CASA Advocates address rising child abuse cases in Bell County

Every day thousands of children live as victims of child abuse and that includes a staggering number of kids right here in Bell County.

According to the Texas Department of Family Protective Services, in 2020 alone they saw over 250,000 alleged victims of child abuse or neglect.

Close to 70,000 of those cases were confirmed and over 2,000 cases were in Bell County alone.

According to advocates for child abuse victims at CASA of Bell and Coryell Counties, the current number of active cases in Bell County is still way too high.

“The stats in Bell County are rather staggering,” said Lolita Gilmore, a recruiter for CASA of Bell and Coryell Counties. “Now, when we look at the 146th and 52nd district family courts that deal with child abuse in their system we have about 1,100 cases.”

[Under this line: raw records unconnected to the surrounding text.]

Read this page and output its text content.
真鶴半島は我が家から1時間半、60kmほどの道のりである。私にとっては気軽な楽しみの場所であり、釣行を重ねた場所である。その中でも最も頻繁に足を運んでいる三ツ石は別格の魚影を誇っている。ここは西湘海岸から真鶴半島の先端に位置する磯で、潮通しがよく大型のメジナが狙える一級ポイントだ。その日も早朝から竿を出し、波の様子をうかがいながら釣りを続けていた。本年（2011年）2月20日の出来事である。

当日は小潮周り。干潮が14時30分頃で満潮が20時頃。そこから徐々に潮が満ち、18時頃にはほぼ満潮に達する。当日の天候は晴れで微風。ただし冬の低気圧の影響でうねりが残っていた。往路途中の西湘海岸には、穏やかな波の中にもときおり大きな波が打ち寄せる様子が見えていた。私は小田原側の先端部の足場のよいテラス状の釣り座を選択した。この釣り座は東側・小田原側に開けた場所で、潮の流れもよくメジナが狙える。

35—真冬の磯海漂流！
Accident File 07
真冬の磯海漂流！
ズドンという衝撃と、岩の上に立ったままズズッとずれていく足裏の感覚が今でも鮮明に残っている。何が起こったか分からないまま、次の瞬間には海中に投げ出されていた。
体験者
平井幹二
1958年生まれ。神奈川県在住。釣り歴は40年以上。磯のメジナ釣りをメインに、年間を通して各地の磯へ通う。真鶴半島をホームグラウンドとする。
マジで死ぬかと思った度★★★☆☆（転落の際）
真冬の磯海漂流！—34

These numbers are why hundreds of people volunteer to help child abuse victims by becoming a CASA.

“A CASA is a Court Appointed Special Advocate,” said Gilmore. “It is what we call your premiere volunteer experience and why is that? You become the voice of that child. You become the voice of honestly, the entire family unit.”

CASA’s like Lexie Davis are able to understand what these children are going through because she herself is a child abuse survivor. For Davis, the abuse started with her grandmother and other relatives when she was a child in the 1960s.

“They beat her up, and she beat us up, and we were getting beat up by them and her,” said Davis. “Then the sexual abuse started from an uncle.”

It wasn’t long before she and the other kids were subjected to horrific acts such as being forced to fight each other to avoid beatings.

“We had to physically fight for their entertainment and the one that lost had to strip naked right and get beat with an extension cord,” said Davis. “I have a brother whose back looks like he was a slave because he would let me win.”

Now close to 60 years later, Davis is a CASA and fights for children that suffer abuse at the hands of those who are supposed to protect them.